Justice Department to Appeal Judge’s Order on CDC Eviction Moratorium
After a federal judge in Texas ruled last week that the federal government’s eviction moratorium is unconstitutional, the Justice Department says it will appeal.
The appeal comes days after U.S. District Judge J. Campbell Barker issued a 21-page ruling saying that the Centers for Disease Control and Prevention's eviction moratorium is unprecedented, overbroad and unlawful.
“Although the COVID-19 pandemic persists, so does the Constitution,” the judge wrote in last Thursday’s decision.
He added that while individual states have the power to enact such restrictions, the federal government does not.
"The federal government cannot say that it has ever before invoked its power over interstate commerce to impose a residential eviction moratorium," Barker wrote. "It did not do so during the deadly Spanish Flu pandemic. Nor did it invoke such a power during the exigencies of the Great Depression. The federal government has not claimed such a power at any point during our Nation’s history until last year."
In response, the acting assistant attorney general in charge of the Justice Department's civil division said that prosecutors respectfully disagree with the ruling.
“The CDC’s eviction moratorium, which Congress extended last December, protects many renters who cannot make their monthly payments due to job loss or health care expenses," said Brian Boynton in a statement issued Saturday. “By preventing people from becoming homeless or having to move into more-crowded housing, the moratorium helps to slow the spread of COVID-19.”
The CDC eviction moratorium was first signed by President Donald Trump last September, and has been extended twice. Most recently by President Joe Biden who — in his first day on the job and within hours of his inauguration — extended the ban until March 31.
The order has kept many of the country’s most vulnerable citizens from being forced out of their homes and deeper in debt during a public health emergency that has crippled the U.S. economy, and put 22 million Americans out of work last year, according to a report by Moody's Analytics Chief Economist Mark Zandi.
Individuals with an estimated yearly income under $99,000 or joint-filing couples under $198,000 for 2020 are eligible, providing that their failure to pay rent is due to the coronavirus pandemic and that they would be displaced and forced into a “shared living” situation.
However, loopholes exist that allow some evictions and foreclosures to continue, as local housing courts across the country have interpreted the CDC order differently.
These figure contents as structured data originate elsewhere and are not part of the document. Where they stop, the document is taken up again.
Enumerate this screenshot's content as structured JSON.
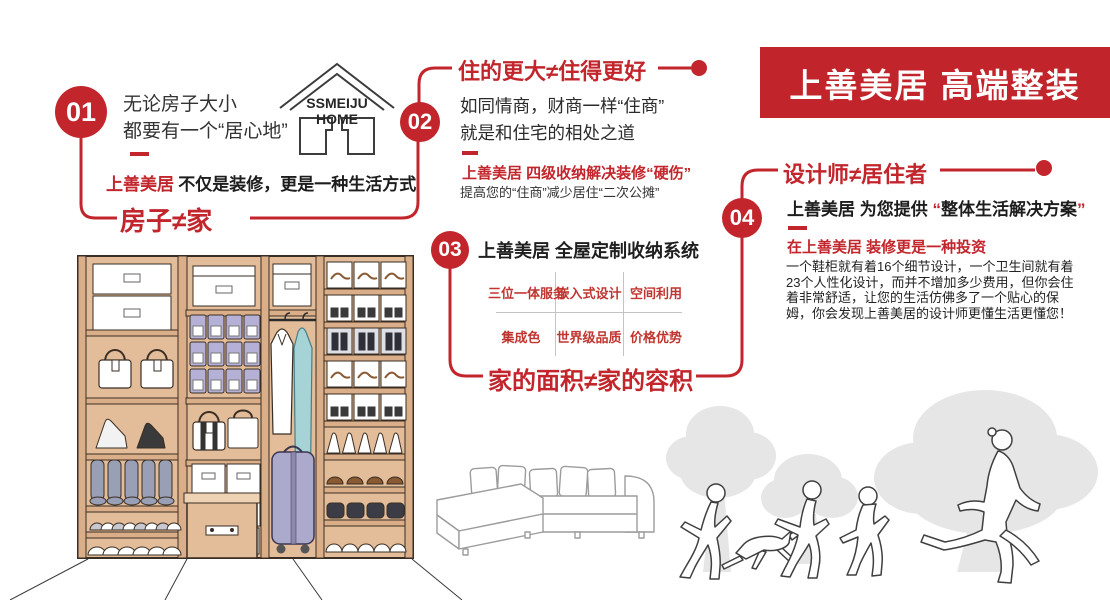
{
  "colors": {
    "accent": "#C2262C",
    "banner_bg": "#C2242B",
    "wardrobe_tan": "#E3BC99",
    "bin_lavender": "#B5B0D5",
    "suitcase_lavender": "#ACAACC",
    "garment_teal": "#A6D3D6",
    "tree_gray": "#E6E6E6"
  },
  "banner": {
    "title": "上善美居 高端整装"
  },
  "logo": {
    "line1": "SSMEIJU",
    "line2": "HOME"
  },
  "sections": {
    "s01": {
      "num": "01",
      "line1": "无论房子大小",
      "line2": "都要有一个“居心地”",
      "brand": "上善美居",
      "sub": "不仅是装修，更是一种生活方式",
      "slogan": "房子≠家"
    },
    "s02": {
      "num": "02",
      "header": "住的更大≠住得更好",
      "line1": "如同情商，财商一样“住商”",
      "line2": "就是和住宅的相处之道",
      "red_line": "上善美居 四级收纳解决装修“硬伤”",
      "black_line": "提高您的“住商”减少居住“二次公摊”"
    },
    "s03": {
      "num": "03",
      "title": "上善美居 全屋定制收纳系统",
      "table": [
        [
          "三位一体服务",
          "嵌入式设计",
          "空间利用"
        ],
        [
          "集成色",
          "世界级品质",
          "价格优势"
        ]
      ],
      "slogan": "家的面积≠家的容积"
    },
    "s04": {
      "num": "04",
      "header": "设计师≠居住者",
      "lead_pre": "上善美居 为您提供 ",
      "quote_open": "“",
      "lead_main": "整体生活解决方案",
      "quote_close": "”",
      "red_line": "在上善美居 装修更是一种投资",
      "paragraph": "一个鞋柜就有着16个细节设计，一个卫生间就有着23个人性化设计，而并不增加多少费用，但你会住着非常舒适，让您的生活仿佛多了一个贴心的保姆，你会发现上善美居的设计师更懂生活更懂您！"
    }
  }
}
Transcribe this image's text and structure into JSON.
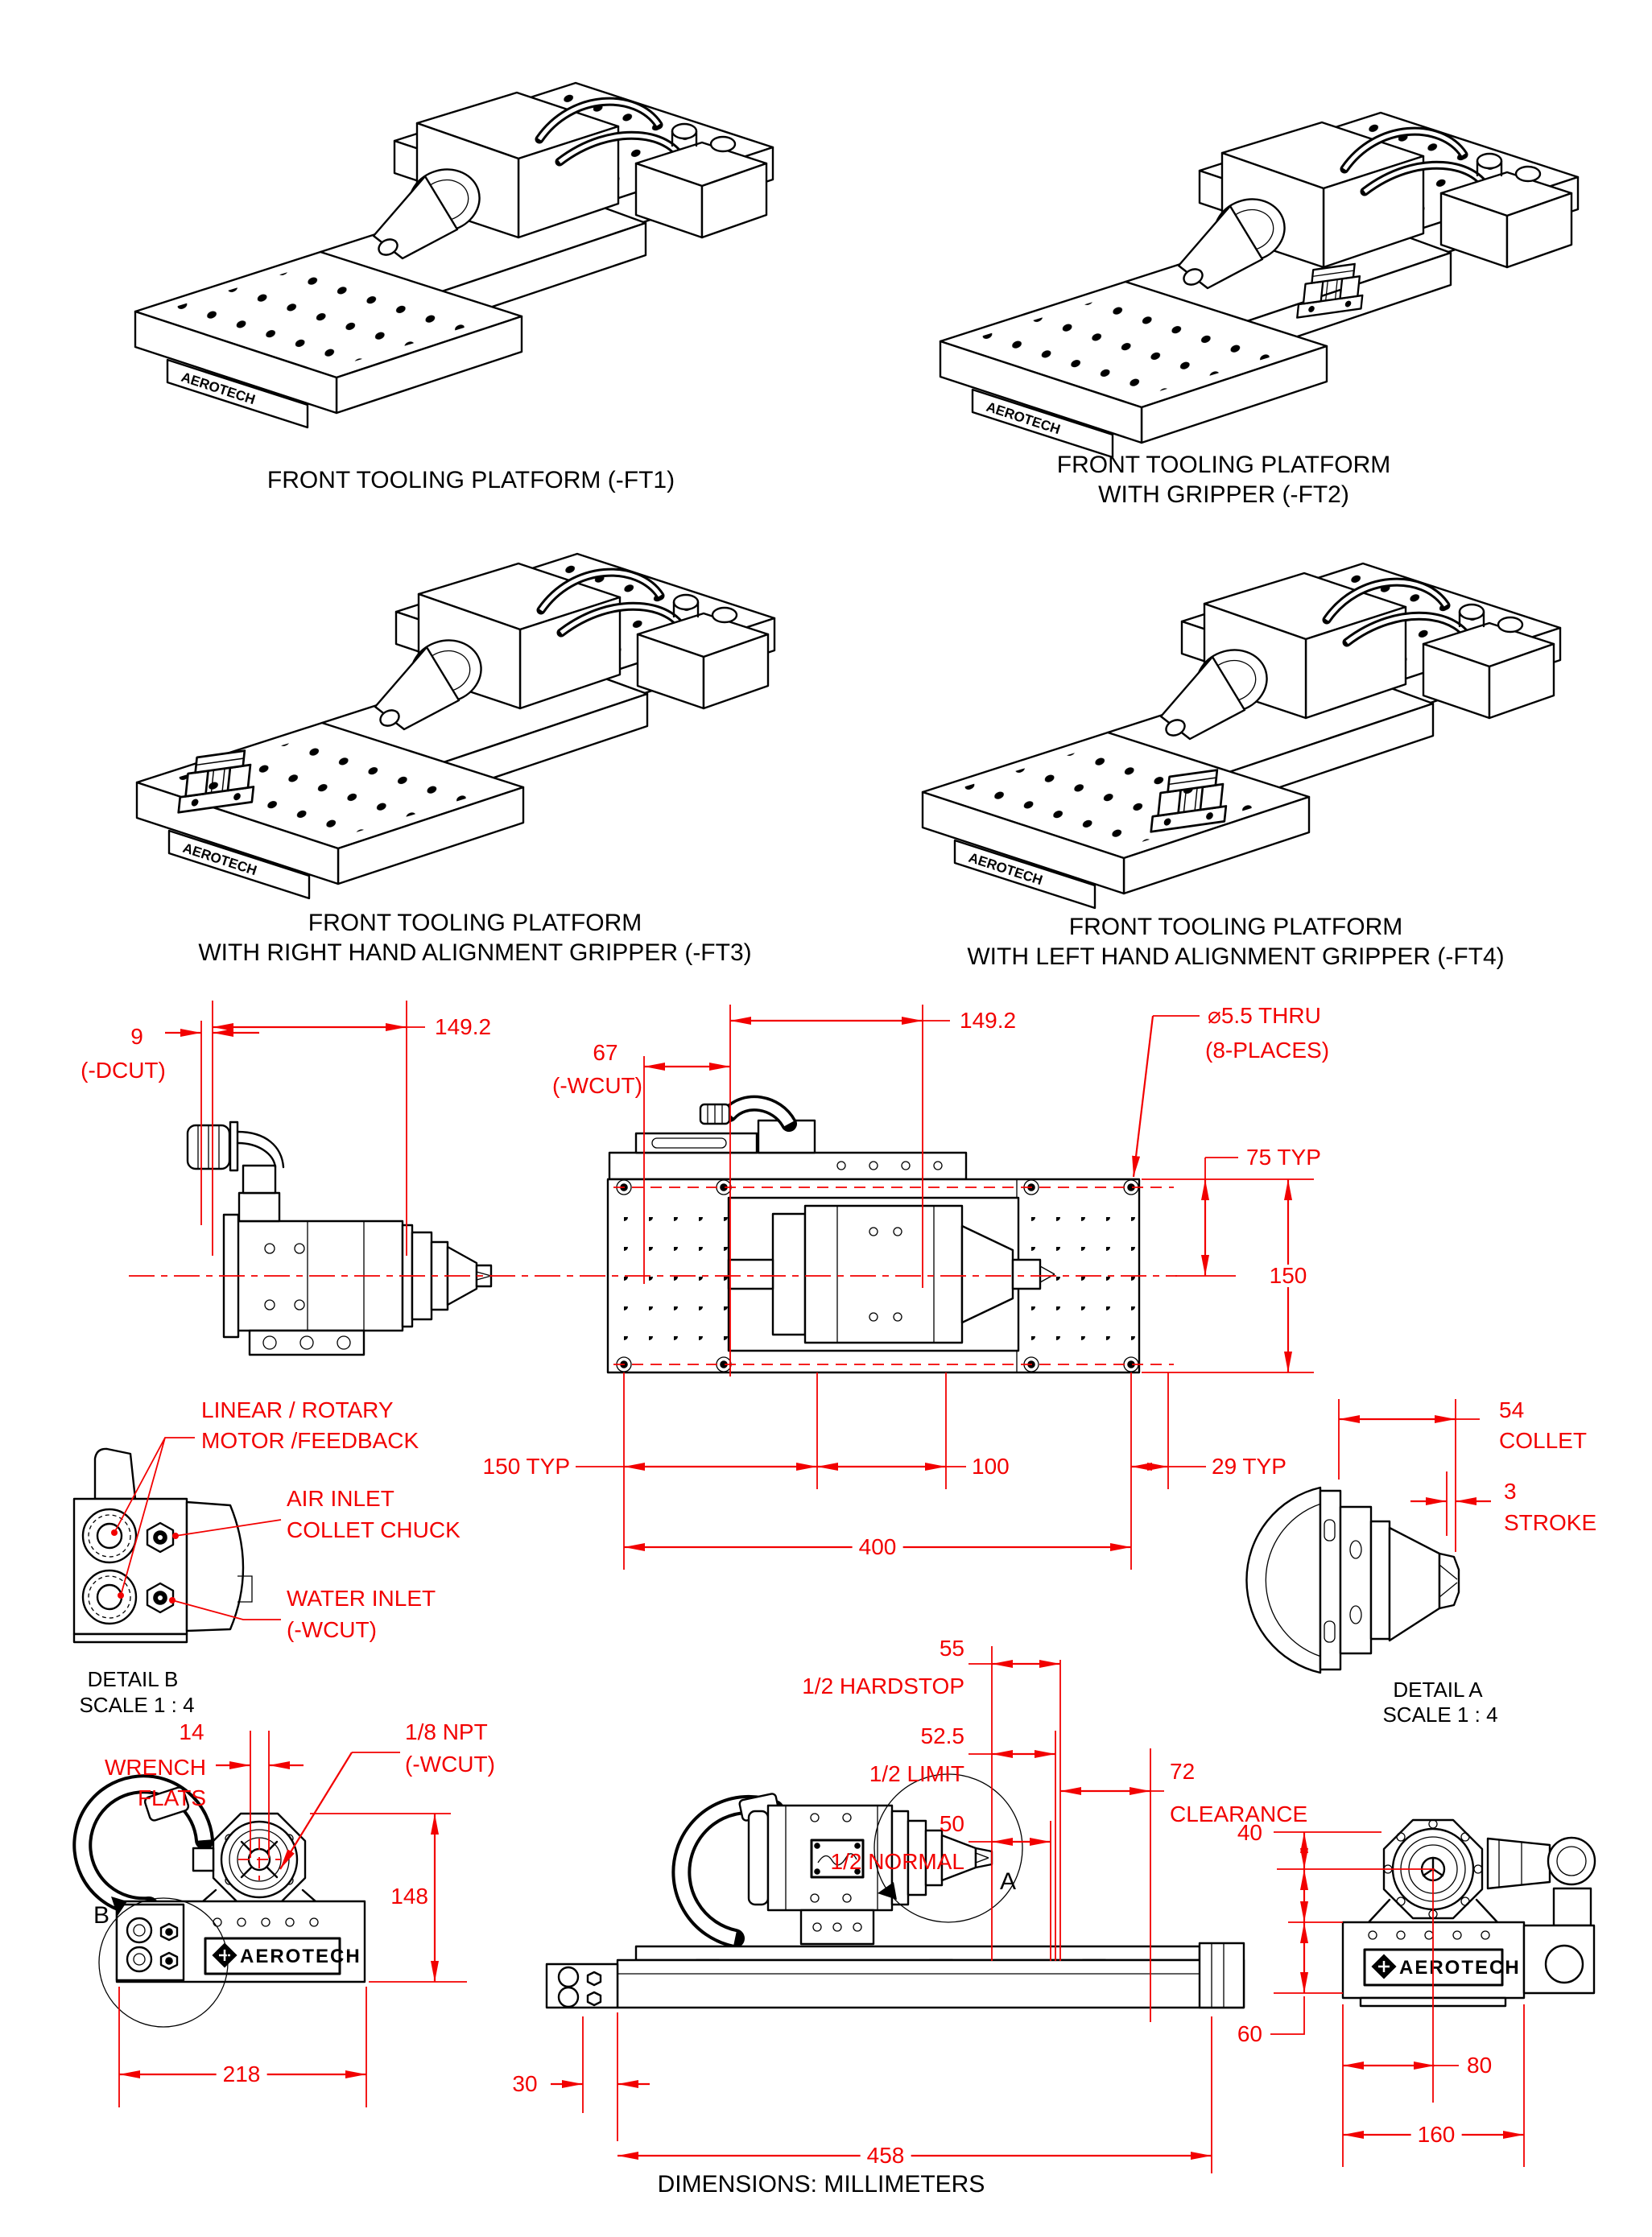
{
  "colors": {
    "annotation": "#f20000",
    "drawing": "#000000",
    "paper": "#ffffff"
  },
  "captions": {
    "ft1": "FRONT TOOLING PLATFORM (-FT1)",
    "ft2_line1": "FRONT TOOLING PLATFORM",
    "ft2_line2": "WITH GRIPPER (-FT2)",
    "ft3_line1": "FRONT TOOLING PLATFORM",
    "ft3_line2": "WITH RIGHT HAND ALIGNMENT GRIPPER (-FT3)",
    "ft4_line1": "FRONT TOOLING PLATFORM",
    "ft4_line2": "WITH LEFT HAND ALIGNMENT GRIPPER (-FT4)"
  },
  "side_view": {
    "d9": "9",
    "d9_note": "(-DCUT)",
    "d149": "149.2"
  },
  "plan_view": {
    "d67": "67",
    "d67_note": "(-WCUT)",
    "d149": "149.2",
    "hole_callout_1": "⌀5.5 THRU",
    "hole_callout_2": "(8-PLACES)",
    "d75": "75 TYP",
    "d150": "150",
    "d150typ": "150 TYP",
    "d100": "100",
    "d29": "29 TYP",
    "d400": "400"
  },
  "detail_b": {
    "title": "DETAIL B",
    "scale": "SCALE 1 : 4",
    "motor_label_1": "LINEAR / ROTARY",
    "motor_label_2": "MOTOR /FEEDBACK",
    "air_label_1": "AIR INLET",
    "air_label_2": "COLLET CHUCK",
    "water_label_1": "WATER INLET",
    "water_label_2": "(-WCUT)"
  },
  "detail_a": {
    "title": "DETAIL A",
    "scale": "SCALE 1 : 4",
    "d54": "54",
    "d54_label": "COLLET",
    "d3": "3",
    "d3_label": "STROKE"
  },
  "front_view": {
    "d14": "14",
    "wrench_1": "WRENCH",
    "wrench_2": "FLATS",
    "npt_1": "1/8 NPT",
    "npt_2": "(-WCUT)",
    "d148": "148",
    "d218": "218",
    "marker": "B"
  },
  "travel": {
    "d55": "55",
    "l55": "1/2 HARDSTOP",
    "d525": "52.5",
    "l525": "1/2 LIMIT",
    "d50": "50",
    "l50": "1/2 NORMAL",
    "d72": "72",
    "l72": "CLEARANCE",
    "d30": "30",
    "d458": "458",
    "marker": "A"
  },
  "end_view": {
    "d40": "40",
    "d60": "60",
    "d80": "80",
    "d160": "160"
  },
  "brand": {
    "logo": "AEROTECH"
  },
  "footer": "DIMENSIONS:  MILLIMETERS"
}
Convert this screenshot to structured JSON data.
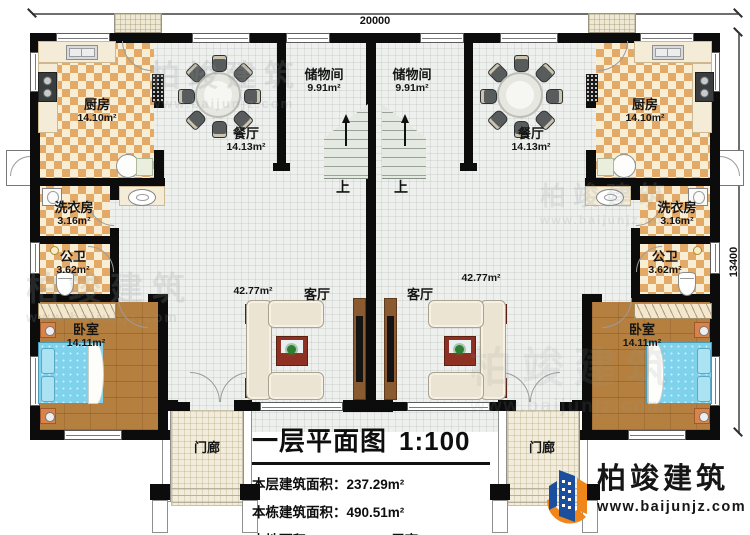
{
  "plan": {
    "type": "residential floor plan",
    "stairs_up_label": "上"
  },
  "dimensions": {
    "width_mm": "20000",
    "height_mm": "13400"
  },
  "rooms": [
    {
      "name": "厨房",
      "area": "14.10m²"
    },
    {
      "name": "餐厅",
      "area": "14.13m²"
    },
    {
      "name": "储物间",
      "area": "9.91m²"
    },
    {
      "name": "储物间",
      "area": "9.91m²"
    },
    {
      "name": "餐厅",
      "area": "14.13m²"
    },
    {
      "name": "厨房",
      "area": "14.10m²"
    },
    {
      "name": "洗衣房",
      "area": "3.16m²"
    },
    {
      "name": "公卫",
      "area": "3.62m²"
    },
    {
      "name": "卧室",
      "area": "14.11m²"
    },
    {
      "name": "洗衣房",
      "area": "3.16m²"
    },
    {
      "name": "公卫",
      "area": "3.62m²"
    },
    {
      "name": "卧室",
      "area": "14.11m²"
    },
    {
      "name": "客厅",
      "area": "42.77m²"
    },
    {
      "name": "客厅",
      "area": "42.77m²"
    },
    {
      "name": "门廊"
    },
    {
      "name": "门廊"
    }
  ],
  "title_block": {
    "title": "一层平面图",
    "scale": "1:100",
    "floor_area_label": "本层建筑面积：",
    "floor_area_value": "237.29m²",
    "building_area_label": "本栋建筑面积：",
    "building_area_value": "490.51m²",
    "footprint_label": "占地面积：",
    "footprint_value": "214.97m²",
    "height_label": "层高：",
    "height_value": "3.6m"
  },
  "branding": {
    "company": "柏竣建筑",
    "website": "www.baijunjz.com"
  },
  "watermark": {
    "company": "柏竣建筑",
    "website": "www.baijunjz.com"
  },
  "colors": {
    "wall": "#0c0c0c",
    "tile_floor": "#eef0ee",
    "checker_tile": "#e3a967",
    "checker_cream": "#f8eed6",
    "wood_floor": "#b5803f",
    "bed_blue": "#7ed2ec",
    "sofa_beige": "#ece4d2",
    "accent_red": "#8e3122",
    "porch_floor": "#f1ecdb",
    "logo_blue": "#1b4f9d",
    "logo_orange": "#f08519"
  }
}
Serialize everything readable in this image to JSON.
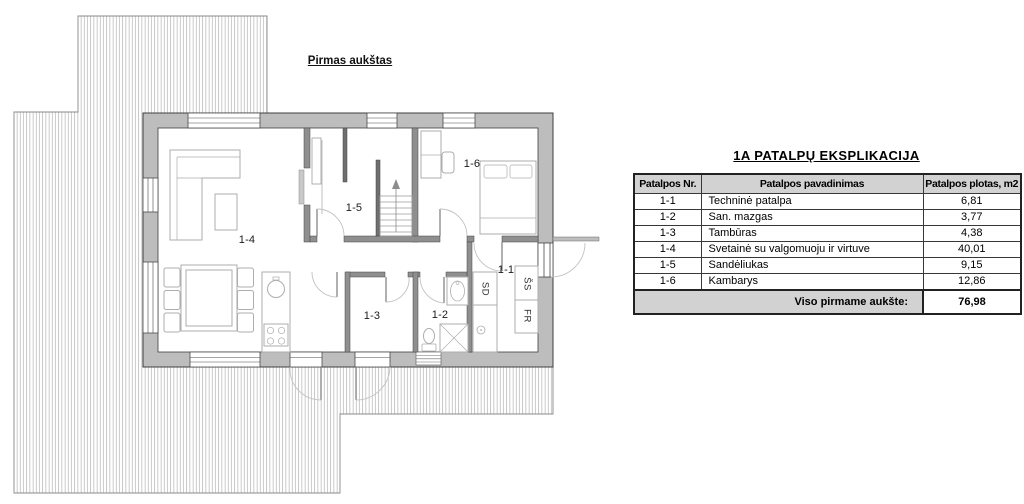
{
  "plan": {
    "title": "Pirmas aukštas",
    "rooms": [
      {
        "id": "1-4",
        "label": "1-4"
      },
      {
        "id": "1-5",
        "label": "1-5"
      },
      {
        "id": "1-6",
        "label": "1-6"
      },
      {
        "id": "1-1",
        "label": "1-1"
      },
      {
        "id": "1-3",
        "label": "1-3"
      },
      {
        "id": "1-2",
        "label": "1-2"
      }
    ],
    "appliances": [
      {
        "label": "SD"
      },
      {
        "label": "ŠS"
      },
      {
        "label": "FR"
      }
    ]
  },
  "table": {
    "title": "1A PATALPŲ EKSPLIKACIJA",
    "columns": [
      "Patalpos Nr.",
      "Patalpos pavadinimas",
      "Patalpos plotas, m2"
    ],
    "rows": [
      {
        "nr": "1-1",
        "name": "Techninė patalpa",
        "area": "6,81"
      },
      {
        "nr": "1-2",
        "name": "San. mazgas",
        "area": "3,77"
      },
      {
        "nr": "1-3",
        "name": "Tambūras",
        "area": "4,38"
      },
      {
        "nr": "1-4",
        "name": "Svetainė su valgomuoju ir virtuve",
        "area": "40,01"
      },
      {
        "nr": "1-5",
        "name": "Sandėliukas",
        "area": "9,15"
      },
      {
        "nr": "1-6",
        "name": "Kambarys",
        "area": "12,86"
      }
    ],
    "total_label": "Viso pirmame aukšte:",
    "total_value": "76,98"
  },
  "colors": {
    "wall_fill": "#bdbdbd",
    "interior_wall_fill": "#8f8f8f",
    "hatch_line": "#a6a6a6",
    "header_bg": "#d2d2d2",
    "table_border": "#222222"
  }
}
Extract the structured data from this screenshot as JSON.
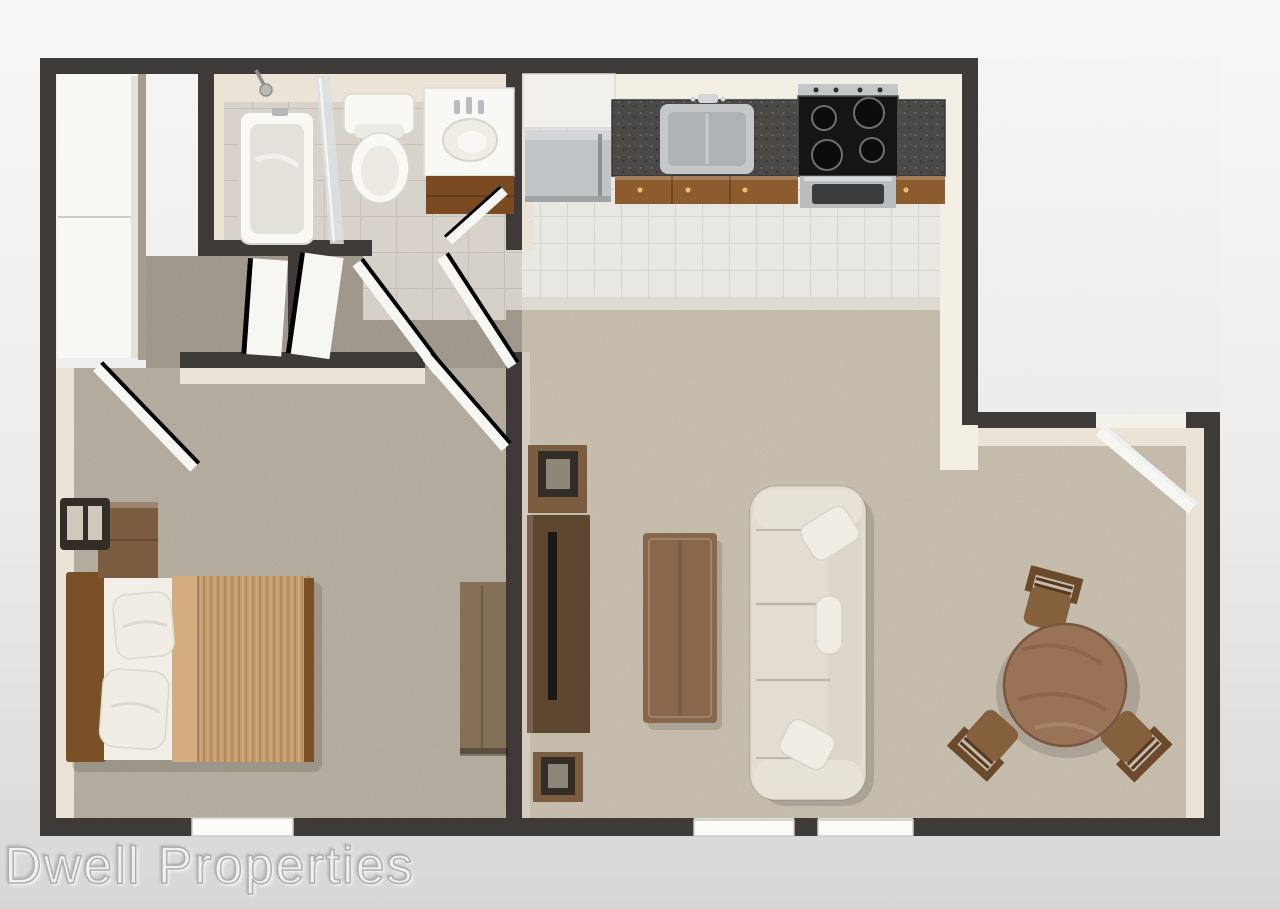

In October, the CDC issued nonbinding guidance that landlords could file to evict tenants, as long as other stages of the eviction process, for example issuing a writ of eviction at the end of the case, are halted.
Meanwhile, small landlords are shouldering a huge economic burden due to the pandemic and resulting eviction ban. In fact, some property rights advocates warn that the eviction ban is not only straining the finances of landlords with fewer rental units, but also discouraging new rental units from being put on the market.
The federal government has yet to address the looming eviction crisis with a viable long-term plan.